Abreu has a sneaky good candidacy, with an HR total below 300 but high stolen bases, tons of walks, a solid career slash line, and nearly 60 career fWAR. JAWS has him below average, though, as a HOF’er. I’m fine with him continuing on the ballot but he’ll never get elected.
Then there is Jeff Kent, who just doesn’t quite have the offensive numbers to earn election. His WAR is well short by my standards and by JAWS. He doesn’t have the defensive pedigree to make up for it. Some years – like this one – Kent would get my vote. Down the road, if more worthy candidates emerge, I could see him getting cut from the list.
Lastly, there’s Joe Nathan, who is just ever so slightly behind Billy Wagner in all the stats listed above. We still need a more precise line for who is and who isn’t a Hall of Fame reliever.
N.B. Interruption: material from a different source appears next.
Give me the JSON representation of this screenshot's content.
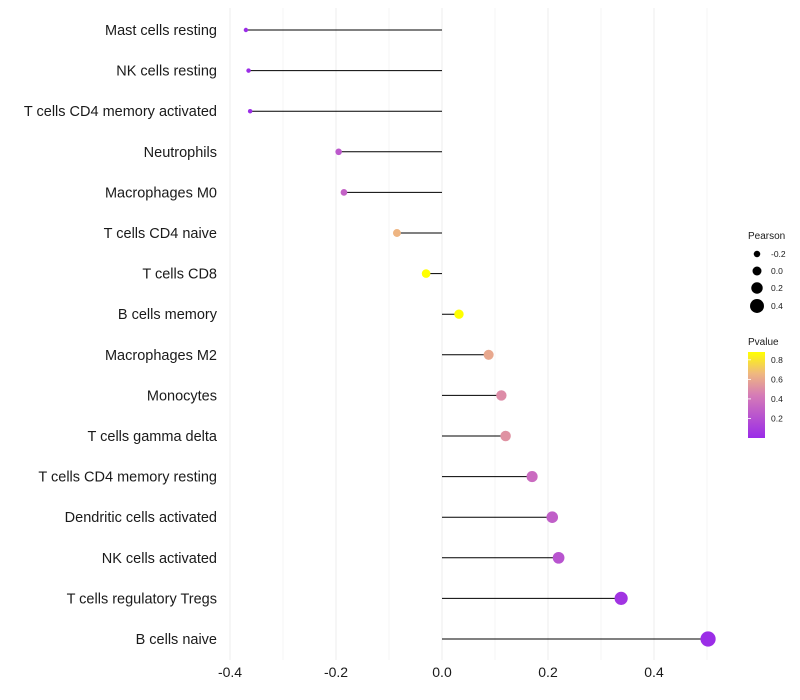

So, he’s my 10th vote this year and maybe this year only, if better candidates emerge soon.
JUST MISSED THE CUT
Mark Buehrle’s case is probably better than you think it is. He used longevity and solid pitching to rack up over 50 career fWAR. Anytime you are over 50, you’re close to HOF caliber.
That means Tim Hudson is close as well, coming in at 48.9.
Jonathan Papelbon is essentially the same as Joe Nathan. Why is Joe Nathan on and Papelbon off? It’s just the way the ballot falls. I only have 10 votes and Nathan is barely on as it is.
Jimmy Rollins, lastly, is just not there offensively. His 49.4 fWAR is noteworthy but he’s well shy of the WAR totals of the average shortstop.
That’s it. That’s my ballot. And, yes, since I’m a “vote for 10” kind of guy, the bottom names would shift around quite a bit for me, depending on who is on and who is not on the ballot in any given year.
Of this ballot group, probably only Ortiz, and Rolen will get elected. Schilling derailed his own candidacy. And Jones should be in but likely won’t make it. The writers have 10 years to debate ARod but I think he’s ultimately in.
Got your own ballot? Disagree with me? (I’m sure many will.) That’s what the comments are for!